Рядом с «Уралом» остановился «газик». Из окошка высунулась голова комендача.

– Эй ты, – крикнул он водителю через мегафон, – сын нерусского народа, в чем дело?!.. Быстрей заводи и двигай без переключения передач!

Водитель не отреагировал. Продолжал рыться в двигателе. Должно быть, не понял. «Газик» уехал.

На стоявшем рядом БТРе время от времени с шипением срабатывал компрессор, добавляя воздух в шины.

Ротный и майор вернулись, дали водителю четырехгранник. Сами полезли в кабину греться.

На 427-й один за другим зажглись восемь огоньков. Солдаты курили, отогревая теплым дымом сигарет посиневшие губы и пальцы.

– Хорошо… – сказал Сапер Ланшенкову, глубоко затянувшись.

Хотел добавить что-то еще, но струя пулеметного огня секанула поперек дороги. Трассеры красным пунктиром прошили тьму.

Стреляли с заставы, только что переданной «зеленым».

БМП впереди дала предупредительную очередь по небу.

Остальные молчали. Комбат, видно, решил не ввязываться в перестрелку.

Ланшенков услышал, как Сапер прохрипел ему что-то на ухо и несколько раз судорожно всосал ртом воздух.

– Что? – переспросил Ланшенков. – Что???

Сапер сидел в прежнем положении, лишь голову запрокинул назад – глядел в небо.

– Сапер! Ты как?! – крикнул Ланшенков.

Тот молчал.

К 427-му подбежал ротный. Тряхнув Сапера за плечи, заорал водителю:

– Включайте фары! Куда его зацепило?

Сапера аккуратно спустили с брони, положили на дорогу в желтый круг электрического света. Красная змейка крови заскользила по льду к обочине.

– Шея… – сказал, вставая с колен, ротный. – Навылет.

Пуля вышла из затылка…

Прапорщик присел на корточки и потрогал левое запястье Сапера.

– Пульс пока прощупывается, – сказал он.

Два солдата отрезали рукав бушлата. Санинструктор вколол в начавшую остывать серую руку промедол. Перетянул ее резиновым жгутом. Подождав, пока набухнет вена, поставил капельницу.

– Потекло… – сказал Ланшенков.

Связавшись с комбатом, ротный закричал в ларинг шлемофона:

– У меня «трехсотый» или «ноль двадцать первый»… Как понял?

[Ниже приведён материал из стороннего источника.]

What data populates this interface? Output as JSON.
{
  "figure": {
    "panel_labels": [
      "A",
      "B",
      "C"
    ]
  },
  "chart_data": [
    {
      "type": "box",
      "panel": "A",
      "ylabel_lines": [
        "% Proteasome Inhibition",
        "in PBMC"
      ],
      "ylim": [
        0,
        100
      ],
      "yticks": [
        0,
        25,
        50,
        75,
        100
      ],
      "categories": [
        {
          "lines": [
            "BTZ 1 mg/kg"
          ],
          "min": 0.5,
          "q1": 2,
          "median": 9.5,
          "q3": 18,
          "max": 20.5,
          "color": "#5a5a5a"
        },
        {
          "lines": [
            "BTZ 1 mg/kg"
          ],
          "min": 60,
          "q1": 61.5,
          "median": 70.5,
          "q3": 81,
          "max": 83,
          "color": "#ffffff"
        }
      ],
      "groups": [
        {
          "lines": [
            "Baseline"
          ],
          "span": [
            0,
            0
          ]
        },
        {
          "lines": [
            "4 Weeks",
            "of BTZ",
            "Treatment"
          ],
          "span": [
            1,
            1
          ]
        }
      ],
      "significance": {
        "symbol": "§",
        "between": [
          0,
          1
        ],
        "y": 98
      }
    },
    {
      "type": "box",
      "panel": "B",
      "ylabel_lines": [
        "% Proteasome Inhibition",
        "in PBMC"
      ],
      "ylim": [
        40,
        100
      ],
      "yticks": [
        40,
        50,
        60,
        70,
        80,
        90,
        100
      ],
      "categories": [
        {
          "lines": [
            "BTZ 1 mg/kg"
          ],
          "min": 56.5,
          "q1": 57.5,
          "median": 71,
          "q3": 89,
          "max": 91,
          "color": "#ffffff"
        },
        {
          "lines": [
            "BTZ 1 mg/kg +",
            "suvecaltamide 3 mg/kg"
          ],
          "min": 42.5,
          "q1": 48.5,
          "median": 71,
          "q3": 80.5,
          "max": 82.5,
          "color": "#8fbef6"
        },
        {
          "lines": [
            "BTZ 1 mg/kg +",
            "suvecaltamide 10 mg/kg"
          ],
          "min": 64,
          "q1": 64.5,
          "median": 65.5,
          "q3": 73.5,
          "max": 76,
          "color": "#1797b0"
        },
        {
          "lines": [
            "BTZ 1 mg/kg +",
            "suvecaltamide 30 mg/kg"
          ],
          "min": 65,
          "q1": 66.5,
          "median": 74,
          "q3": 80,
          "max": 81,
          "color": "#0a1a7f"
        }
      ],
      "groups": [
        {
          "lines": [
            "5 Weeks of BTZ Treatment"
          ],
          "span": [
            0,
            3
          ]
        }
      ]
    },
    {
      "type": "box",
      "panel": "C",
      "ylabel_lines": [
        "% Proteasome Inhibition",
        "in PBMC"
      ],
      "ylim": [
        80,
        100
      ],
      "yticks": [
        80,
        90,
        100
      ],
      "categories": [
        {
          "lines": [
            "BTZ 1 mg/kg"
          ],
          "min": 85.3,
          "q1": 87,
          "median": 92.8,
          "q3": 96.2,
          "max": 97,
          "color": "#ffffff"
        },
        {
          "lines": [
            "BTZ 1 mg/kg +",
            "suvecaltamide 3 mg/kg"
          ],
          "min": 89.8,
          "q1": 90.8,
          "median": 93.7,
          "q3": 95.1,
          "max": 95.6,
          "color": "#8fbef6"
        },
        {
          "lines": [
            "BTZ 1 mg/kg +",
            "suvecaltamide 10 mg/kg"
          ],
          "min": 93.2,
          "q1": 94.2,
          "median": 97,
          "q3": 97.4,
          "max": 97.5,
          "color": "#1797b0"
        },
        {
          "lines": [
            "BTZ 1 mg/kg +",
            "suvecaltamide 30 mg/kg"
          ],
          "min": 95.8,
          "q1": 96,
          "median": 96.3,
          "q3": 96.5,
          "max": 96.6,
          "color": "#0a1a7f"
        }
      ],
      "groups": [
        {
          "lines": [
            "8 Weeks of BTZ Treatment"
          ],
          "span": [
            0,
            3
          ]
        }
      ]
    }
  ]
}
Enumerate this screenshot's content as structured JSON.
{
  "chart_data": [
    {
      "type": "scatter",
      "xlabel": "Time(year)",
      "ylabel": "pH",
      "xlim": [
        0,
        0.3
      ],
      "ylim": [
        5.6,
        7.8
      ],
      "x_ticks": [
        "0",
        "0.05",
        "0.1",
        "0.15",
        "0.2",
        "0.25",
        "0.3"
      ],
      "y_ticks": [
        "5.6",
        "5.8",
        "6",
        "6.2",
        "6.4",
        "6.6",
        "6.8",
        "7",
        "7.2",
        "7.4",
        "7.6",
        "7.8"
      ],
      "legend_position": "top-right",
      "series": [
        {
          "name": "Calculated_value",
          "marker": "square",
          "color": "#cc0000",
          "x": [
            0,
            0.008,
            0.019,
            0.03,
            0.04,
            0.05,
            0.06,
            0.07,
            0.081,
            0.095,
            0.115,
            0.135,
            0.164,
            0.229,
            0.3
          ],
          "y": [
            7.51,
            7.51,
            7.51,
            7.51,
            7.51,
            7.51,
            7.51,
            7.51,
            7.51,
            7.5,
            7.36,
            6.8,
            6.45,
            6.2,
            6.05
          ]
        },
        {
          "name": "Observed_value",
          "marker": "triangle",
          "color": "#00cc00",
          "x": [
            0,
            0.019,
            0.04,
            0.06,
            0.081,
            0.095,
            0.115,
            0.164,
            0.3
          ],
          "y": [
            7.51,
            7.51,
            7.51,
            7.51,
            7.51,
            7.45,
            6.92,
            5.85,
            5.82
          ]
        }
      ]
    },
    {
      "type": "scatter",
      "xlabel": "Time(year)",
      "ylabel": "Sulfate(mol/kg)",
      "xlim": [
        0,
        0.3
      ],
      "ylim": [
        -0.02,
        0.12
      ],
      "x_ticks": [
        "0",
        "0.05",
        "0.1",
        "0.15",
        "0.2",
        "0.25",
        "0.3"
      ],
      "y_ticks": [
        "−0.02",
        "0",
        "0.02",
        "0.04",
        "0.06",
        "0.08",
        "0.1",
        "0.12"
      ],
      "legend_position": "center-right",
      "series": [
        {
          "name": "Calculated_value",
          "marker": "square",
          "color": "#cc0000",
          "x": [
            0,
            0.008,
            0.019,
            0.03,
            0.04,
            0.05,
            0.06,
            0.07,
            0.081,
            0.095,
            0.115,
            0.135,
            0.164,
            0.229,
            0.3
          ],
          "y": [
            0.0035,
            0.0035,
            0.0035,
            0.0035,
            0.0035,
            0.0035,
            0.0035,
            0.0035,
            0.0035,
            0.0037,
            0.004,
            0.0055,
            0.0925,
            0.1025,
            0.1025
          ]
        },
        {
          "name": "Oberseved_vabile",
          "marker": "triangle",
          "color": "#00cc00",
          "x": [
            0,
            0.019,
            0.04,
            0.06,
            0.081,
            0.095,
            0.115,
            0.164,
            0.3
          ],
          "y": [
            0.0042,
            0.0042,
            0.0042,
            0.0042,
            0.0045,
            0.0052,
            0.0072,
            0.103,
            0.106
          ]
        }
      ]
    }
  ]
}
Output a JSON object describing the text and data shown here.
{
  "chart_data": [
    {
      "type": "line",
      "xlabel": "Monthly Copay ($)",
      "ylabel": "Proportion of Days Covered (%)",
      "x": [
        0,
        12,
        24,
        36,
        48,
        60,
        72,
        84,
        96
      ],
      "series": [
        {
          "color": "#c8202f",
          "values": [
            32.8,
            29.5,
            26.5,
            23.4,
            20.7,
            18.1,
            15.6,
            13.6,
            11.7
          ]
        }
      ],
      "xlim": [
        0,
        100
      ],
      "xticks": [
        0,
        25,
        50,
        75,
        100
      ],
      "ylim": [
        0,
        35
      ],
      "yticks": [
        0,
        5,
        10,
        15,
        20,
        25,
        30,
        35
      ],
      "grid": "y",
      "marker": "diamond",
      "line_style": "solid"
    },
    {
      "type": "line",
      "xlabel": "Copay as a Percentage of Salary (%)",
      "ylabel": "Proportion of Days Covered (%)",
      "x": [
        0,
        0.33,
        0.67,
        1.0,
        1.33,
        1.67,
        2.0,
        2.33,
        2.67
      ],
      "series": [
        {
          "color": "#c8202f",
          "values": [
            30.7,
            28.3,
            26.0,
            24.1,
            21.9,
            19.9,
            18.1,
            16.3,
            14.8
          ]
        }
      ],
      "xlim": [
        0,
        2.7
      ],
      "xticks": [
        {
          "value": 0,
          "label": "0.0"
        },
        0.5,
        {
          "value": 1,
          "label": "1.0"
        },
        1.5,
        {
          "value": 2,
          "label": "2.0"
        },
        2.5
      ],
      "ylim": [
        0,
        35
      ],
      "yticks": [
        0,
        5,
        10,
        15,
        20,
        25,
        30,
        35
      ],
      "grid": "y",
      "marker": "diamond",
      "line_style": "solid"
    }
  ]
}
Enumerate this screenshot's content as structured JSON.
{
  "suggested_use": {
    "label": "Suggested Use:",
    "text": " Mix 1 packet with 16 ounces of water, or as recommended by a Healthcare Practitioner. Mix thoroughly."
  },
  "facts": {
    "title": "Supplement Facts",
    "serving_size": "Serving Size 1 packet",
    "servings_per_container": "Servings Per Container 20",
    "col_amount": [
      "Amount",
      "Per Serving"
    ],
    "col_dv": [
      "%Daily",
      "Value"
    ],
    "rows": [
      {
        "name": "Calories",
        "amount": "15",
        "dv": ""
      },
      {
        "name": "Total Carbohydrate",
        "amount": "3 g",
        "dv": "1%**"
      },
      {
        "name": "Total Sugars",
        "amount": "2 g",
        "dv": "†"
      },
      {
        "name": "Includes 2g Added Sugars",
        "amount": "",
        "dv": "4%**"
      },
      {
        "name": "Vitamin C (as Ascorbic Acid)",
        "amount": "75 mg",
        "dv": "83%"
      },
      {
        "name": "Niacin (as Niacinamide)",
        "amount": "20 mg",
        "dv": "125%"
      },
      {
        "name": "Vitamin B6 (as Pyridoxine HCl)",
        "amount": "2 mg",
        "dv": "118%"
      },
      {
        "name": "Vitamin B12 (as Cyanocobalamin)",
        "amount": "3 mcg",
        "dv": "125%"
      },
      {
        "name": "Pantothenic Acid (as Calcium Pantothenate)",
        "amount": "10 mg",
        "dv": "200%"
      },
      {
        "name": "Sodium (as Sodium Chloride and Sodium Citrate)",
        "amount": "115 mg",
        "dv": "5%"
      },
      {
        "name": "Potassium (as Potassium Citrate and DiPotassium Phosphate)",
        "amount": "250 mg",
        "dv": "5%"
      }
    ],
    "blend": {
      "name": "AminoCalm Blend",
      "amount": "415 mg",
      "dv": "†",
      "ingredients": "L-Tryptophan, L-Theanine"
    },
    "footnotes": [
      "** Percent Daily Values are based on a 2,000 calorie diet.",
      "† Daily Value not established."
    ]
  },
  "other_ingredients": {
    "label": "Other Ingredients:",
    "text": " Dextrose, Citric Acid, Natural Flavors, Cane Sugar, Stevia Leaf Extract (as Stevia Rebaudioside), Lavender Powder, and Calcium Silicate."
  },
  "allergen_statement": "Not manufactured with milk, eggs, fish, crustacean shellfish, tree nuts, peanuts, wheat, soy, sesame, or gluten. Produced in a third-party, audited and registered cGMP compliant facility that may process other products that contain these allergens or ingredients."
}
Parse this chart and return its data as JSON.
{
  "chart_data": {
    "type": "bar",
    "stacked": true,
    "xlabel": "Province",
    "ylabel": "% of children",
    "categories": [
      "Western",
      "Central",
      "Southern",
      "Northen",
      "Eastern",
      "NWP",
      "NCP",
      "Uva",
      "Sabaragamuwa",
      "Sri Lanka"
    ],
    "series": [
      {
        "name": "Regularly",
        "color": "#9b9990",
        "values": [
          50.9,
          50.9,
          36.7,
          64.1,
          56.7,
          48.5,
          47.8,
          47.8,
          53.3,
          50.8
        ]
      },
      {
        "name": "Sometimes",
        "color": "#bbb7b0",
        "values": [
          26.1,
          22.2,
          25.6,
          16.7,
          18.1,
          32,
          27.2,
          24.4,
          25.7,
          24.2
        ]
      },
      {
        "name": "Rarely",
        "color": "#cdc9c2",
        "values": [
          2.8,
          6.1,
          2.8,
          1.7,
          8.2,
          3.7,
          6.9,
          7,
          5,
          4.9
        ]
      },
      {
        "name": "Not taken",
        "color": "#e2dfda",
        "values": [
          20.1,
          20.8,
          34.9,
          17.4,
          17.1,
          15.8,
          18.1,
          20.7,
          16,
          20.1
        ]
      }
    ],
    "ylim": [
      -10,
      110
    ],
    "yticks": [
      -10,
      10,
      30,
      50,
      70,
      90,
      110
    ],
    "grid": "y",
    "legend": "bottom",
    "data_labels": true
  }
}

– Вези его на 46-ю! – ответил комбат.

Там был медпункт.

Сапера положили на БМП. Водитель включил зажигание.

Машина дернулась, пошла в гору.

– Ставь вторую капельницу! – крикнул ротный.

Санинструктор поставил, но жидкость не пошла. Замерзла.

– Б..! – выругался ротный.

Потом взял чей-то бушлат, накрыл им Сапера.

Тот лежал на ребристом листе акульей морды БМП, смотрел наверх.

В небе болталась шлюпка месяца.

– Б..! – опять выругался ротный. Гримаса исказила его лицо.

Приехали на 46-ю. Положили Сапера на плащ-палатку и понесли в кунг – к врачу. Тот минут пять возился, слушал пульс, осматривал рану.

Наконец открыл дверь, вышел на улицу, сказал:

– Все… Пуля пробила шейные позвонки… Перелом основания черепа… Кровоизлияние в мозг… Все.

Сапера вынесли на свежий воздух и опять положили на броню.

Он был похож на гранату, из которой вытащили запал.

В небе висели осветительные бомбы, и лицо Сапера было хорошо видно.

Кожа его стала похожа на лист вощеной бумаги. Из носа и ушей все еще шла кровь. В глазах отражалось небо – то небо, каким оно было двадцать минут назад.

– Закройте ему глаза и накройте лицо, – сказал кто-то.

Сапера завернули в одеяло, подложив под него носилки.

Через пять минут одеяло припорошил снег.

***

Вокруг БМП с телом Сапера кольцом стояли солдаты.

Курили.

В глазах одного застыл вопрос; «Сапер, почему – тебя?»

В глазах другого: «Прощай».

В глазах третьего: «Лучше – тебя, чем меня».

В глазах четвертого: «Если не повезет, скоро встретимся».

В глазах пятого: «Б…»

В глазах ротного – слезы.

Никто из них не хотел стать ПОСЛЕДНИМ СОВЕТСКИМ СОЛДАТОМ, УБИТЫМ В АФГАНИСТАНЕ.

Сапер взял это на себя и тем самым спас несколько десятков тысяч людей, которые в тот момент все еще оставались на земле Афганистана.

А заодно поставил точку на этой войне.